The character who falls victim to the most egregious stereotyping is Linda, Dex's girlfriend. She's a feminist's worst nightmare. She screams and whines at Dex for not paying attention to her. She does little by herself other than wait for Dex to call. Her concerns about their relationship are easily brushed aside--she seems overly willing to forgive him for his behavior. She's supposed to own the bar where Dex's band plays, but she does nothing at all to command respect.
According to White and Bost, though, it's not a caricature. "She's in love with him, [so] she puts up with his crap," Bost says. "It's like one of those guys--they treat women pretty shittily but they treat them nicely enough to keep it going on."

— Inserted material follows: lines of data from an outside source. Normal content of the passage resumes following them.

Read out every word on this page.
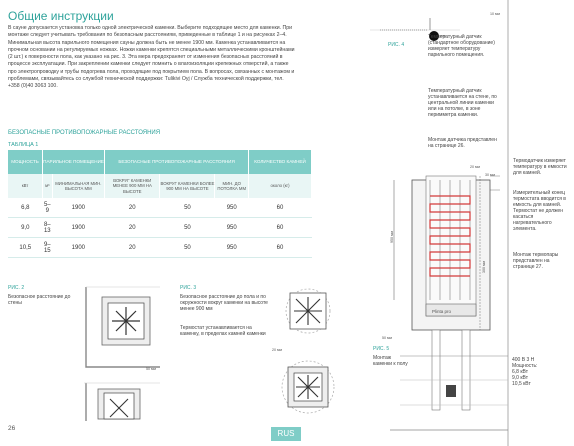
Общие инструкции
В сауне допускается установка только одной электрической каменки. Выберите подходящее место для каменки. При монтаже следует учитывать требования по безопасным расстояниям, приведенные в таблице 1 и на рисунках 2–4. Минимальная высота парильного помещения сауны должна быть не менее 1900 мм. Каменка устанавливается на прочном основании на регулируемых ножках. Ножки каменки крепятся специальными металлическими кронштейнами (2 шт.) к поверхности пола, как указано на рис. 3. Эта мера предохраняет от изменения безопасных расстояний в процессе эксплуатации. При закреплении каменки следует помнить о влагоизоляции крепежных отверстий, а также про электропроводку и трубы подогрева пола, проходящие под покрытием пола. В вопросах, связанных с монтажом и проблемами, связывайтесь со службой технической поддержки: Tulikivi Oyj / Служба технической поддержки, тел. +358 (0)40 3063 100.
БЕЗОПАСНЫЕ ПРОТИВОПОЖАРНЫЕ РАССТОЯНИЯ
ТАБЛИЦА 1
МОЩНОСТЬ	ПАРИЛЬНОЕ ПОМЕЩЕНИЕ		БЕЗОПАСНЫЕ ПРОТИВОПОЖАРНЫЕ РАССТОЯНИЯ			КОЛИЧЕСТВО КАМНЕЙ
кВт	м³	МИНИМАЛЬНАЯ МИН. ВЫСОТА ММ	ВОКРУГ КАМЕНКИ МЕНЕЕ 900 ММ НА ВЫСОТЕ	ВОКРУГ КАМЕНКИ БОЛЕЕ 900 ММ НА ВЫСОТЕ	МИН. ДО ПОТОЛКА ММ	около (кг)
6,8	5–9	1900	20	50	950	60
9,0	8–13	1900	20	50	950	60
10,5	9–15	1900	20	50	950	60
РИС. 2
Безопасное расстояние до стены
50 мм
РИС. 3
Безопасное расстояние до пола и по окружности вокруг каменки на высоте менее 900 мм
Термостат устанавливается на каменку, в пределах камней каменки
20 мм
26
RUS
РИС. 4
10 мм
Температурный датчик (стандартное оборудование) измеряет температуру парильного помещения.
Температурный датчик устанавливается на стене, по центральной линии каменки или на потолке, в зоне перимметра каменки.
Монтаж датчика представлен на странице 26.
Термодатчик измеряет температуру в емкости для камней.
Измерительный конец термостата вводится в емкость для камней. Термостат не должен касаться нагревательного элемента.
Монтаж термопары представлен на странице 27.
20 мм
30 мм
950 мм
300 мм
50 мм
Plinta pro
РИС. 5
Монтаж каменки к полу
400 В 3 Н
Мощность:
6,8 кВт
9,0 кВт
10,5 кВт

He continues by adding, "I don't want people to look at it and study the characters real well. Linda to us is just someone who's in love with Dex."

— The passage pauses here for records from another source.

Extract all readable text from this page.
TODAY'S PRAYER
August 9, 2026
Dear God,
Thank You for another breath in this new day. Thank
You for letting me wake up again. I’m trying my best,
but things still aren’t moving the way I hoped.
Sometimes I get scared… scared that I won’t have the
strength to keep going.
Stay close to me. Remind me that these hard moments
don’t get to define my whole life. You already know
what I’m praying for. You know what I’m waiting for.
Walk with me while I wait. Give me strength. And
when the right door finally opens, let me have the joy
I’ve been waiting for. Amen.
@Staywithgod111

White explains that writing Linda's character wasn't a big priority. "We didn't spend that much time on her other than when she was with Dex," he says. "A lot of things like that I would say I blame the writers. It is difficult for a first-time writer, especially male writers, to develop a female character."

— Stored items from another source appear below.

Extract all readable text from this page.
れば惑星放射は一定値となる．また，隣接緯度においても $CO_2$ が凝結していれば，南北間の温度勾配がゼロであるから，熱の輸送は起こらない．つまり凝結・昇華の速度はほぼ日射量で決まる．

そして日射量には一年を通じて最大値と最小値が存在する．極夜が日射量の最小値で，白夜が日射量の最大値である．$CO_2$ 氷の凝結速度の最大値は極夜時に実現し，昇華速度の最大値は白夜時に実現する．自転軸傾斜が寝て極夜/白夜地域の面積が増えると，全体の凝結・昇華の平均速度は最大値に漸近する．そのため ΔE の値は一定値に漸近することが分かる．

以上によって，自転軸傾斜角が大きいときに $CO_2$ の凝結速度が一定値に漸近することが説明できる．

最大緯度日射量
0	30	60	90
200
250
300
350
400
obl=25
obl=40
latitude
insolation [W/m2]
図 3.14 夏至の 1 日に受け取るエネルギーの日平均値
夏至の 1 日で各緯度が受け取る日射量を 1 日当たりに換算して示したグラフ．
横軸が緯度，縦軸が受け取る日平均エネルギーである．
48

Perhaps Linda's character would be easy to brush aside, but several other characters are similarly stereotypical. One of the band members, for example, seems constantly furious with Dex. As a result, his hot-headedness is the only characteristic with which we become familiar. It's nearly impossible to know whether or not he really has any investment in the band. We don't know what his motivations are, and we don't know what he has at stake.
In addition, the manner in which the band interacts plays very heavily on the "Beavis and Butthead" version of teenage boys. Sometimes their horseplay is convincing, but it's all there is to their characters. No one is really like Beavis and Butthead; no one is that one-dimensional.
"It's not a real serious film," Bost says. "I guess most people take the movie really lightly."
Dex is one of the few exceptions to the plague of poor character development. Even without lots of dialogue, the movie is so Dex-centric the audience understands that he is a character to be taken seriously. "We spent a ton of time on Dex, obviously," White explains. "We knew what we were going to take him through. We wanted people to like him even though he was sort of a monster."
Dex's serious characterization, however, fuels a fundamental contradiction within the movie. The fact that he is an addict and a murderer conflicts with the frivolous nature of many of the other characters. As a result, the audience has difficulty determining which aspects to take seriously and which aspects to consider humorous.
One of the most explicit examples of this contradiction is a scene in which Dex kills an audience member at the bar where his band plays. Later, when he arrives at his friend's house, bloodied and bewildered by his actions, Matt, a fellow band member yells at him: "He was from Sony, you asshole!" The audience laughs, but this discounts the fact that Dex's need for blood has driven him to kill yet another person.
The conflict between seriousness and humor is very much a function of the differences between the two creators. `Steve and I are like yin and yang," Bost says of their interactions. "When we came together with our ideas, they were totally different."
Bost explains he has the more serious personality and White says he favors using humor. "It came out somewhere in the middle of everything," Bost says. "When we clashed together, we just worked it out. It's just a mix of us."
As first time writers and producers, Bost and White say that the movie was an invaluable learning experience. Knowledge gained from the making of this film likely will act as a springboard for other filmmaking endeavors and has been the source of countless other ideas, White says.
They acknowledge that the film is not perfect, but emphasize that their limited resources made it difficult to be perfectionists. "We tried to make it an honest portrayal of things," White says. "Every decision that was madeÉwas right at the time."